Bdog93 wrote:Okay, I know the" bogelhead way" involves using mostly index funds but...
I was noticing that the Fidelity Contrafund has a 10 year return of 9%. ( Compared to 6% for the Vanguard Total Stock Index Fund). I realize the expense ratio on the Fidelity fund is much higher ( 0.81% vs 0.16% or even lower for the admiral shares of the Vanguard fund) but doesn't this 3% additional return offset the higher expense ratio?
It does. Stated returns and growth charts are always after
expenses, i.e. what you'd hope.
Or am I missing something here? Ten years seems like a long enough track record that this return is not just a fluke...

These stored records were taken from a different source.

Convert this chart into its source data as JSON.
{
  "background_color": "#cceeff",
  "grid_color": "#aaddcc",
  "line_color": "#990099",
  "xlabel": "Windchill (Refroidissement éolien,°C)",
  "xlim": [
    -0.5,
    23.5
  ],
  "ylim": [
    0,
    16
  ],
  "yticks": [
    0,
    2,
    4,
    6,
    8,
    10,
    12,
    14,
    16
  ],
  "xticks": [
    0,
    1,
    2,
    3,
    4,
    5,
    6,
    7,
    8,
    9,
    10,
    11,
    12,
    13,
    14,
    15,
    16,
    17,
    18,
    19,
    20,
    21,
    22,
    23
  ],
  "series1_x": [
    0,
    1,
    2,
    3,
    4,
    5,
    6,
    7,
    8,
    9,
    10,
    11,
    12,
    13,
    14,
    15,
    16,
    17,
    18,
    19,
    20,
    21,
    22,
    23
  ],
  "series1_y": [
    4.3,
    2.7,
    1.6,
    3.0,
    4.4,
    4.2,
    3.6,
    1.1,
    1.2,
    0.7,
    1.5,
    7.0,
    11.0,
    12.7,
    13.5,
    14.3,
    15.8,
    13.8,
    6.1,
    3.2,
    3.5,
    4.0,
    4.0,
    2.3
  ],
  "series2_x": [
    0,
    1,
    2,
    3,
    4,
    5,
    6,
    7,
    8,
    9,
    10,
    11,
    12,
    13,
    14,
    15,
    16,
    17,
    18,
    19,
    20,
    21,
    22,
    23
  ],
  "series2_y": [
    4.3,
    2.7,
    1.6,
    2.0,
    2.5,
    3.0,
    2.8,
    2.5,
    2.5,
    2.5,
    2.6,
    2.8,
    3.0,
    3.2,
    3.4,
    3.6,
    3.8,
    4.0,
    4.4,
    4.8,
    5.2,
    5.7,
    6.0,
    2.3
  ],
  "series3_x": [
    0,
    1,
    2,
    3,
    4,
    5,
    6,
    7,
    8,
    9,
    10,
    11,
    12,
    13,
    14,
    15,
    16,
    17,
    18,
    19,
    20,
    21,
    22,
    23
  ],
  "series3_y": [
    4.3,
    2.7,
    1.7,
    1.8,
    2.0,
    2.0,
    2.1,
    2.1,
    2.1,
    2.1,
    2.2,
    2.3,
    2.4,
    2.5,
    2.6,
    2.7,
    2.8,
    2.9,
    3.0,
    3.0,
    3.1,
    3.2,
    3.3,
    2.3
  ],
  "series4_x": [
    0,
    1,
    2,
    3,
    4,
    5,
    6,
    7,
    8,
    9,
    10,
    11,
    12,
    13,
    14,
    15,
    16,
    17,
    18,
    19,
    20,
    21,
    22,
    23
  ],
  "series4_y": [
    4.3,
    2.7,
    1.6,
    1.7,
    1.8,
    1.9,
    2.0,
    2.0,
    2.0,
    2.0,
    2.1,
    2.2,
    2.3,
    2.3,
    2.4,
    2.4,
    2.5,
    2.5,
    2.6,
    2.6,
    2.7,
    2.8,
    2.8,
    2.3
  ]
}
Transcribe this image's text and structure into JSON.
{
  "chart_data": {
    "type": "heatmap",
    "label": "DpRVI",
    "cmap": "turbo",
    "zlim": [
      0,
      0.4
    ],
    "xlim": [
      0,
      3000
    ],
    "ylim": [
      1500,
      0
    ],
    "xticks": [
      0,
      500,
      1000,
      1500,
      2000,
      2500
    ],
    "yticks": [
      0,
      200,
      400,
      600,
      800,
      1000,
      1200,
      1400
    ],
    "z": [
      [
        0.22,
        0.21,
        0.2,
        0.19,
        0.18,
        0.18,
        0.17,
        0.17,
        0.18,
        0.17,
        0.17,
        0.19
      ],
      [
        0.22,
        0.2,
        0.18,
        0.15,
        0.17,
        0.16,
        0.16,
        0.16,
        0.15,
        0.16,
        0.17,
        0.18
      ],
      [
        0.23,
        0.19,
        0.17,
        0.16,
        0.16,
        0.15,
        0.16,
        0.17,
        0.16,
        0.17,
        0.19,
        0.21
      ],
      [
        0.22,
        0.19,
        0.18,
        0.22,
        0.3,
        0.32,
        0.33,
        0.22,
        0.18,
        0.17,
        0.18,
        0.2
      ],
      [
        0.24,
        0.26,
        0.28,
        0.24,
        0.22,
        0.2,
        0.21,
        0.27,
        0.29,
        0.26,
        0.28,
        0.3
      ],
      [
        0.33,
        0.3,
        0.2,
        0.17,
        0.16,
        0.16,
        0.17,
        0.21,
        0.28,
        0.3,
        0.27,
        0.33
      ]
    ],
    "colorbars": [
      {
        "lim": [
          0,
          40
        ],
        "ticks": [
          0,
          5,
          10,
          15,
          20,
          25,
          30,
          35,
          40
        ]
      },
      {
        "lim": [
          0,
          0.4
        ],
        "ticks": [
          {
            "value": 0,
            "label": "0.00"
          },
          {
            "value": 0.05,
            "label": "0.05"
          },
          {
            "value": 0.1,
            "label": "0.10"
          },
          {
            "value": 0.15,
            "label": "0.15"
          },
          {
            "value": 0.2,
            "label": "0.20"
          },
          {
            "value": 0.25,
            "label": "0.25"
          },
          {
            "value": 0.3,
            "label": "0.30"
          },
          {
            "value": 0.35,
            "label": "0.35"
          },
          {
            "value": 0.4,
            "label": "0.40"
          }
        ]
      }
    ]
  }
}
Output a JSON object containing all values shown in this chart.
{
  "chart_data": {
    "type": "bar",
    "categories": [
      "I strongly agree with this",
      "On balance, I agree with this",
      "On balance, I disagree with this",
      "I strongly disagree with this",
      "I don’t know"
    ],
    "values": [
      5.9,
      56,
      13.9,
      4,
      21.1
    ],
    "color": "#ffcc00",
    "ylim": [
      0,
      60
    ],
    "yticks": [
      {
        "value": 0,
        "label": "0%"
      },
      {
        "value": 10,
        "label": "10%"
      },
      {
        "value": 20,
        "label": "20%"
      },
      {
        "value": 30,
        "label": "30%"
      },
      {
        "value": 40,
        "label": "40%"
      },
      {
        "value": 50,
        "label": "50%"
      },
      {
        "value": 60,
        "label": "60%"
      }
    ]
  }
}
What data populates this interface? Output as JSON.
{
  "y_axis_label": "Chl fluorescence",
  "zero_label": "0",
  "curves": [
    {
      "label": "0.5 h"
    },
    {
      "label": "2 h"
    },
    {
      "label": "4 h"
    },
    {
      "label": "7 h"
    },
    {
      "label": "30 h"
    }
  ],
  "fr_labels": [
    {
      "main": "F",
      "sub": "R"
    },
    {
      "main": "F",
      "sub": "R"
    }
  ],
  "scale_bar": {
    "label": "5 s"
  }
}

What you're missing here is that ten years is in fact not enough. It just isn't. Hard to believe, I know, but true. That is why they have to say "past performance is no assurance of future results." You are right at the core of the active-versus-passive debate. The actively-managed funds you hear about
, the ones that are in 401(k) funds, are all like Contrafund. They all have really significantly higher return than the index. They all look as if they have a "track record," and supporters always say "it can't be just a fluke, this is proof that there really are managers who can identify underpriced stocks."
The big gotcha is that there are 7,000 or so mutual funds out there, and you only hear
about the ones that are like Contrafund.
The thing that is astonishing to me is how very quickly people forget and edit their memories when an active fund goes bad. Do the names "Bill Miller" and Legg Mason Value Trust mean anything to you? Five years ago, Miller would have been the proof that there is such a thing as skill. Miller was universally lionized as a brilliant value investor who beat the S&P fifteen years in a row. People wrote books about him: "The Man Who Beats the S&P: Investing with Bill Miller." Reporters wanted to know his opinions on everything financial. Then his fund collapsed. In just three years, it lost back all the gains it had made over the S&P. True, someone who invested in the fund just before the run-up would, in fact, be no worse off than in the S&P, but no better either. However, the vast majority of the investors and dollars that flowed into the fund did so when it was high.
If I can give a reason why track records are misleading... if you look closely at funds that have outperformed, you almost always see the same thing: the performance is bursty
. You never see the fund just steadily pulling ahead year after year. What you typically see are periods of outperformance that last two or three years. In the case of Contrafund (FCNTX), comparing it against the Vanguard 500 Index fund (VFINX) (because Total Stock doesn't go back far enough), what I see by eyeball--not a formal analysis--is that there are really just two fairly periods during which FCNTX is widening the lead over VFINX. And the last one was five years ago, so it's included in the ten-year results.
The burstiness doesn't mean the outperformance isn't real, but it does mean that you'd need an awfully long track record to be sure. Let's say you get an upward or downward burst every five or ten years or so. And make no mistake about it, you do get downward bursts, too, but you don't see those funds in your 401(k)'s because they get tossed out--after
they happen. Well, if that's the pattern, then the funds that have happened to have a upward burst in the past ten years look good. FCNTX, to be sure, has had two.
There's another pattern you need to be aware of, though I'm not sure it applies to Contrafund. Many "legendary" funds, such as Fidelity Magellan, had their best years in the beginning when the fund was small and nobody had heard of them.
Then their growth calls attention to them, the fund becomes famous, and everyone piles in. Often, the people who pile in don't do either particularly well or particularly poorly, but the point is that the reputation was earned for performance at a time when nobody knew about the fund and few people were in it. Contrafund is an $80 billion fund now, and there is a recognized issue with size. As the size of a fund increases, it becomes increasingly difficult for any fund to be terribly different
from the index.
Now make no mistake about it: it is quite possible that Contrafund's outperformance could continue, so you really really really need to make your own decision and not let anyone talk you into it. If you went for Total Stock instead of Contrafund and Contrafund continued to do well, you'd hate me.
But I'll say this much it can be shown that "investing in whatever fund had the highest return over the last ten years" does not work. Outperformance does not
persist. Morningstar itself has acknowledged that its famous star ratings have no predictive value.
Annual income twenty pounds, annual expenditure nineteen nineteen and six, result happiness; Annual income twenty pounds, annual expenditure twenty pounds ought and six, result misery.